Issues & Insights posted an article Monday about President Biden’s claims in his State of the Union address about the taxes the wealthy pay versus the taxes he thinks the wealthy should pay. The bottom line is ‘simply hang on to your wallet no matter how much you make,’ but the article refutes some of his claims.
The article reports:
First, consider his claim that the tax rate paid by billionaires is 8.2%. That plays well with soak-the-rich leftists. But where did he get this number?
Not from the IRS. It calculates the actual tax rate that various income groups pay, including the ultra-rich. Its data show that the 400 people with the biggest incomes in America were paying an average tax rate of more than 23%. Congress’ Joint Committee on Taxation figures that the tax rate on the top 0.4% of families is 26%.
So where does Biden come up with an 8.2% tax rate? He changes the definition of taxable income to include all unrealized gains from investments.

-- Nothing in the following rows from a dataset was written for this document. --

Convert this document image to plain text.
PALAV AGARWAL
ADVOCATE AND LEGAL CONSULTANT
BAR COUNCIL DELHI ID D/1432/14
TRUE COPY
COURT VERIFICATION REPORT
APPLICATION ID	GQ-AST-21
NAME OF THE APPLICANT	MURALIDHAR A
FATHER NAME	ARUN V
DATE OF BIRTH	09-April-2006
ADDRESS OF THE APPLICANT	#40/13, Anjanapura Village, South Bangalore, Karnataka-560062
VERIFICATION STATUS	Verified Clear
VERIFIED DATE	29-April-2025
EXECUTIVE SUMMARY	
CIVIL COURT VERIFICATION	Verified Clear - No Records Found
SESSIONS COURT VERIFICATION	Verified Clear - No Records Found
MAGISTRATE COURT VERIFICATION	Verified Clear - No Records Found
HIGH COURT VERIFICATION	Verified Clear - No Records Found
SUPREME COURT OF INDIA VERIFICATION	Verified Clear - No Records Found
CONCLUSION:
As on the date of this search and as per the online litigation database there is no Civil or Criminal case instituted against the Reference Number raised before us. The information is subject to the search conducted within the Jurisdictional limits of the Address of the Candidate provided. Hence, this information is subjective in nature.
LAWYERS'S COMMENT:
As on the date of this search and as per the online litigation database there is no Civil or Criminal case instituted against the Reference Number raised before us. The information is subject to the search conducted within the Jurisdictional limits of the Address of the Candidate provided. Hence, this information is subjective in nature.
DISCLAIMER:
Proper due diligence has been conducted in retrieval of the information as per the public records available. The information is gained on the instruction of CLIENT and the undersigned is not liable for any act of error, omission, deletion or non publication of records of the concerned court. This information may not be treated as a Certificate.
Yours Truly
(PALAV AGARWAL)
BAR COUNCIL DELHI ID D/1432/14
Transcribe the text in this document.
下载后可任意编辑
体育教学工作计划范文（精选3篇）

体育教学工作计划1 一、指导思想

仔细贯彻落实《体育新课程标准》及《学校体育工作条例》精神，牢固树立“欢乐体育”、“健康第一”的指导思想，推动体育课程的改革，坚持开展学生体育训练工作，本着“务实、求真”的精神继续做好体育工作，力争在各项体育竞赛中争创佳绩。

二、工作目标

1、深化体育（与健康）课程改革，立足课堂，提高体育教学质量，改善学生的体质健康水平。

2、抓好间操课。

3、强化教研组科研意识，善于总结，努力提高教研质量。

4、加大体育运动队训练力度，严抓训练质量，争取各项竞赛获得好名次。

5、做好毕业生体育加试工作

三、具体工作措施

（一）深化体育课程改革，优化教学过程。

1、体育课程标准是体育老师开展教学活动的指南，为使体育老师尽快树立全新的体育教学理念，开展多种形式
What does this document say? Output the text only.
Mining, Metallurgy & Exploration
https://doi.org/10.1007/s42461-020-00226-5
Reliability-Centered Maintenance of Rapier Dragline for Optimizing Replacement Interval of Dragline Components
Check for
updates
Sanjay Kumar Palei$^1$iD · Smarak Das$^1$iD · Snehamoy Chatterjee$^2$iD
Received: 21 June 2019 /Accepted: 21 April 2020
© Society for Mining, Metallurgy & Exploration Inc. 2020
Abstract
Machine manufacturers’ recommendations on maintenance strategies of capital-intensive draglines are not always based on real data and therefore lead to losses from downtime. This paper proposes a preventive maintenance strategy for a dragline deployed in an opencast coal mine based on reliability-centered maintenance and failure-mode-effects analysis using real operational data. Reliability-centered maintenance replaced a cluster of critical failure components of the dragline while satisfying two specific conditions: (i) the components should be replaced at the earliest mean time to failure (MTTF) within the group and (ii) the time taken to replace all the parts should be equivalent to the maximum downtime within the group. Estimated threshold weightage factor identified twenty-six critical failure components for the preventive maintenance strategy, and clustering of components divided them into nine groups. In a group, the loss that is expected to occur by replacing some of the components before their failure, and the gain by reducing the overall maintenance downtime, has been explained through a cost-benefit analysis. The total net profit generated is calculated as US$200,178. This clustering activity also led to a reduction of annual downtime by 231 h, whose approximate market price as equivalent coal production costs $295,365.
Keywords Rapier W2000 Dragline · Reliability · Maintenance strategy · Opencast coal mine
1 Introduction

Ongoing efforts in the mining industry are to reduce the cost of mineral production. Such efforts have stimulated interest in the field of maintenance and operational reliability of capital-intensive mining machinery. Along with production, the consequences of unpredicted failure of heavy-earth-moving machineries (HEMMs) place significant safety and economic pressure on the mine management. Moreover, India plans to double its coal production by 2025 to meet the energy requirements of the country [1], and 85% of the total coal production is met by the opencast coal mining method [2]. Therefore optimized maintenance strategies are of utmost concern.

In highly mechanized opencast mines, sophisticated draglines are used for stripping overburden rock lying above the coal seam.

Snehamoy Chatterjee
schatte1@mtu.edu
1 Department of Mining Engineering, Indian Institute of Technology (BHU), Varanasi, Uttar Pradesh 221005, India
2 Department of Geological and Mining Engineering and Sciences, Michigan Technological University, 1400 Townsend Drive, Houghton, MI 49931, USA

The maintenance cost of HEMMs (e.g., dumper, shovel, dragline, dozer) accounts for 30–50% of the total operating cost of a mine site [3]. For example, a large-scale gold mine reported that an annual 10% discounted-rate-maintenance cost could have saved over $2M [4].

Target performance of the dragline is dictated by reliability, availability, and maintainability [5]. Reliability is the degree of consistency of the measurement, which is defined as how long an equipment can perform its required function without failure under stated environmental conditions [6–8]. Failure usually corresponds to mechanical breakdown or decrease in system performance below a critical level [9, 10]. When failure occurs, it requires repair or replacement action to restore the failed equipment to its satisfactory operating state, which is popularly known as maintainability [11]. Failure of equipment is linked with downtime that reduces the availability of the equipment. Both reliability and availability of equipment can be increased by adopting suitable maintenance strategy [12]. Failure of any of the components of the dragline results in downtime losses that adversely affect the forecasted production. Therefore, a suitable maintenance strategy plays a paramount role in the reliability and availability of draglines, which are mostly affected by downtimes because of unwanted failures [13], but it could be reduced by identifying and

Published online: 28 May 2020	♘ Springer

If you have money in the stock market, any gains in the value of those stocks would count as income to Biden, even if you don’t sell the stock. Presumably so would any gains in the value of your home. Or the value of any other assets you possess.
By artificially inflating income, Biden can make their tax burden seem tiny.
The idea of taxing unrealized gains — in other words, extending the income tax to things that aren’t income — could very well be unconstitutional in addition to being economically reckless.
Just for the record, Americans are already taxed on unrealized gains–every year we pay a real estate tax on what the city or county assesses is the value of our house. We haven’t sold our house. The only actual gain from our house is having a place to live, yet every year we pay taxes on it.
The article concludes:
What about his claim that taxing the wealth — not the income — of billionaires would raise $500 billion?
Sounds like a lot, doesn’t it? Except Biden is hoping nobody notices the caveat — that it’s $500 billion over 10 years. In other words, $50 billion a year.
Even that might sound like a lot … until you put it in context.
That $50 billion wouldn’t even cover one month’s worth of interest payments on the national debt, which was $69.2 billion in January.
It wouldn’t even pay half of the increase in the deficit in the first five months of this year compared with last year. (The deficit from October through February was $830 billion, which is up $108 billion from the same months the year before.)
The idea that an extra $50 billion could finance a new childcare entitlement, paid leave, and home care isn’t just ludicrous, it’s insane.
We don’t expect Biden to know or understand what he’s reading on the teleprompter, but shame on anyone else for believing the lies he’s spewing.
Someone needs to explain the Laffer Curve to the Biden administration.